Sometimes getting cancer feels like a failure, even though I truly don't believe that anything in my control - my lifestyle or my environment - caused it. Deep down, perfection has always been my goal, whether it was in my academics, my profession, or my personal life. Getting cancer is so horribly imperfect, such a huge, glaring flaw, the scars from which I will bear for the rest of my days.

But even before my diagnosis I had accepted that perfection was an unattainable standard to hold myself to, and part of coming to terms with my illness has been learning to see the virtue in the flaws. Ernest Hemingway wrote in A Farewell to Arms, "The world breaks everyone and afterward many are strong in the broken places. But those that will not break it kills." I can see now how the goal must not be to remain unbroken but instead to break and heal, break and heal, over and over, and to grow stronger each time. In a building, the welds that hold two pieces of structural steel together are stronger than the steel itself. I've always liked that, that the place that seems like it would be the weakest is actually the strongest. Likewise, our characters may start out as one continuous piece - but with each break, the pieces must be welded together again with the strength of our greater experience, wisdom, and compassion.

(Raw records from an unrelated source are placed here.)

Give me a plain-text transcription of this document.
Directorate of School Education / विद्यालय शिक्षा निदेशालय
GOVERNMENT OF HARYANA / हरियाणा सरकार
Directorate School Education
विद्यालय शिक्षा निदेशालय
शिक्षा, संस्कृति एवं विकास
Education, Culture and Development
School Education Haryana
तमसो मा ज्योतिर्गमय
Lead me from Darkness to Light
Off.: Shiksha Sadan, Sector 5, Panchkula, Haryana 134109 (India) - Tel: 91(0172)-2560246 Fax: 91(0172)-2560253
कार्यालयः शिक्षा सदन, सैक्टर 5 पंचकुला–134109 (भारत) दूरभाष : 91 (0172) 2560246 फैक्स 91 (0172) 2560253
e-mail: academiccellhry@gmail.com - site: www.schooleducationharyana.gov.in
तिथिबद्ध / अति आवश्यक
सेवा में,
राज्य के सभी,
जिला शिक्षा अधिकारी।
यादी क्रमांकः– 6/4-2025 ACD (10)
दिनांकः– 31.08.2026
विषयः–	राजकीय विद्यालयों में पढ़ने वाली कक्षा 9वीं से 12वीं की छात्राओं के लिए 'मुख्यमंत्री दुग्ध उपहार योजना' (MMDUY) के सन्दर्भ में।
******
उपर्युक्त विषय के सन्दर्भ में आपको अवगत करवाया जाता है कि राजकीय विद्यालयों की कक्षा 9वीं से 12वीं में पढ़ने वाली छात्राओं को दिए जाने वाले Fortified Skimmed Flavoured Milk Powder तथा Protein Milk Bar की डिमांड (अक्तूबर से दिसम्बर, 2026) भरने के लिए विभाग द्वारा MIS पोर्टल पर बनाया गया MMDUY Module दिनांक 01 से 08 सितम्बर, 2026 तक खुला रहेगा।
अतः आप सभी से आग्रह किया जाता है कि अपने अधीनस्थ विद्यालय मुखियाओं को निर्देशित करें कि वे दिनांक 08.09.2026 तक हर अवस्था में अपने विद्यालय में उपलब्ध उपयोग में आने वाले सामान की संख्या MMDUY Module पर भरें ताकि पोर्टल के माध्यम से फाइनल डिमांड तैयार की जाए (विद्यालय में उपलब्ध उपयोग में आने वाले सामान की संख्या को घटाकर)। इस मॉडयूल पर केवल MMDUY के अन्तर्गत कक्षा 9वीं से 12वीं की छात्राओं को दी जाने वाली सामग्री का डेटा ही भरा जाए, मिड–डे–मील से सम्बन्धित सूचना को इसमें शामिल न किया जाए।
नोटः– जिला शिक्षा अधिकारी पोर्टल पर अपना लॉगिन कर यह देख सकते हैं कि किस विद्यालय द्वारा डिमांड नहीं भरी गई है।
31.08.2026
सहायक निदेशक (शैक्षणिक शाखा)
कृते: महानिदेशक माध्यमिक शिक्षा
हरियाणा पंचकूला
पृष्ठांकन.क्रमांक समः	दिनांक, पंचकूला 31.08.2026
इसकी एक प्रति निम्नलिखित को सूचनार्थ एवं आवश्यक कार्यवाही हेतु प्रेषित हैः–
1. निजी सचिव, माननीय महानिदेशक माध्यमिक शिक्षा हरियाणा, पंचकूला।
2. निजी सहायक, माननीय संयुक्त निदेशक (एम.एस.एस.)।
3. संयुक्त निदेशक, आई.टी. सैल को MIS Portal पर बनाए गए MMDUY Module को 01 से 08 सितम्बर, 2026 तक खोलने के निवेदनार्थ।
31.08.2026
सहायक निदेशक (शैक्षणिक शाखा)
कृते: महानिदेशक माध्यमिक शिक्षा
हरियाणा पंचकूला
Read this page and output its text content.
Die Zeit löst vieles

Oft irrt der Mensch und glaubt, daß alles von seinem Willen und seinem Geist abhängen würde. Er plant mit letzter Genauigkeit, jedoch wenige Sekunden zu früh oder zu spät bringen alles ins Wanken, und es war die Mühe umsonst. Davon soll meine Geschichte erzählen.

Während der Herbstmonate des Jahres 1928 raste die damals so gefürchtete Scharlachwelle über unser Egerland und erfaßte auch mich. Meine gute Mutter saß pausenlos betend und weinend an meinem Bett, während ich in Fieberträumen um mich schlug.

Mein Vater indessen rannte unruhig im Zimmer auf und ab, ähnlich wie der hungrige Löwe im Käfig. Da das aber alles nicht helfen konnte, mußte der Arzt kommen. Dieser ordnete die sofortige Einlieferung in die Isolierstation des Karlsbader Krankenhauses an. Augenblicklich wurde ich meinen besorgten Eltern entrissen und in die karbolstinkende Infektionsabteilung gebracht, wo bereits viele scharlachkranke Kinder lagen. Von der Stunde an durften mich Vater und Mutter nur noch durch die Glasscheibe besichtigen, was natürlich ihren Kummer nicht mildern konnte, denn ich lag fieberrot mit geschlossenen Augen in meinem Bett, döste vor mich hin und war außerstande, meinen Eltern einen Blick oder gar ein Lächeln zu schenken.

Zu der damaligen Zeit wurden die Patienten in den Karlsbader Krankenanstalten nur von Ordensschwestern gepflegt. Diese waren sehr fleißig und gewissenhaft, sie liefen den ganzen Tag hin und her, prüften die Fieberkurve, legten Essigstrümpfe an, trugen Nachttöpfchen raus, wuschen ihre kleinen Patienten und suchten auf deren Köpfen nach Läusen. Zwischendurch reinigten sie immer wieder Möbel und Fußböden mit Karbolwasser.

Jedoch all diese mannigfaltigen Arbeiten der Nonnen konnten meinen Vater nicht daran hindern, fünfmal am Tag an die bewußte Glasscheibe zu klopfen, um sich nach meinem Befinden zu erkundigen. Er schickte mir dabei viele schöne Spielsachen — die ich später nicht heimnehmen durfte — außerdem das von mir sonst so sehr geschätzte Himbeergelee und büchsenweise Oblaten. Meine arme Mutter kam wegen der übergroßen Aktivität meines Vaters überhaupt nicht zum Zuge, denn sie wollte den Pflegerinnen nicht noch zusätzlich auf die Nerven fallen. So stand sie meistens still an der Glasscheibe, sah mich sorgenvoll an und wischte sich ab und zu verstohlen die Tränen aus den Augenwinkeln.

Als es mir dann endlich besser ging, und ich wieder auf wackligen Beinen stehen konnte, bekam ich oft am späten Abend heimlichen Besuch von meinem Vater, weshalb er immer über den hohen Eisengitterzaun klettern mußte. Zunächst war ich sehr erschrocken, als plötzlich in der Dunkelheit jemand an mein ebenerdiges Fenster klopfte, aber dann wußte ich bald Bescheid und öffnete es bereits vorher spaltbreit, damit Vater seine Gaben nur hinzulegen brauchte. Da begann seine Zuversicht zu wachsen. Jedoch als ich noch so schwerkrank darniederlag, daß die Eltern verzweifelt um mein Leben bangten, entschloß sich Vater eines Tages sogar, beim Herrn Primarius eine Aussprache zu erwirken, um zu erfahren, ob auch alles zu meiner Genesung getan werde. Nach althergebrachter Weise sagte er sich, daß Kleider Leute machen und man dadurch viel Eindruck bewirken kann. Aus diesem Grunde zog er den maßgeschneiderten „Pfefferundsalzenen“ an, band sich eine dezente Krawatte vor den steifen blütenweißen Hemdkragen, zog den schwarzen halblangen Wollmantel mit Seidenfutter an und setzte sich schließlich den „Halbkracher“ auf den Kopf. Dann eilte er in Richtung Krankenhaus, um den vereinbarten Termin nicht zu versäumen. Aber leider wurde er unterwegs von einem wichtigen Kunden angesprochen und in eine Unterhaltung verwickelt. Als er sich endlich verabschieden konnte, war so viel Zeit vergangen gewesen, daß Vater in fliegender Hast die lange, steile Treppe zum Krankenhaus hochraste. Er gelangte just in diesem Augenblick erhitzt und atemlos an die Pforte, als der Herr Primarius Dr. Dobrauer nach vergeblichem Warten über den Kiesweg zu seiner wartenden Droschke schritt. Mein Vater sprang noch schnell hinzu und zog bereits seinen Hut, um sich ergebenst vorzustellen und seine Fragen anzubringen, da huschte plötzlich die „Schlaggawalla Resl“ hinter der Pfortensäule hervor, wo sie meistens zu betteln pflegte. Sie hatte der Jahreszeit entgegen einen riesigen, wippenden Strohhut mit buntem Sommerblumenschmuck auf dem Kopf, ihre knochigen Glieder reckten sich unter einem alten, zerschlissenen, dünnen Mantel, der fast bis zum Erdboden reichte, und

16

For as long as I've known him, Seth has held resiliency as among the most important traits that a society can possess. A resilient people can recover from a terrorist attack, an environmental disaster, a resource shortage, or any other unforeseen, unwelcome event - which is necessary to survival, in his worldview, because an unforeseen event will inevitably happen. Lately we've been talking about personal resiliency. Being resilient doesn't mean that you don't break, he says - it means that you bounce back. We want to show this to our son, that strength is not avoiding the attacks and disasters, but rather learning how to bounce back from them. Perfect is overrated. Failure is how we grow.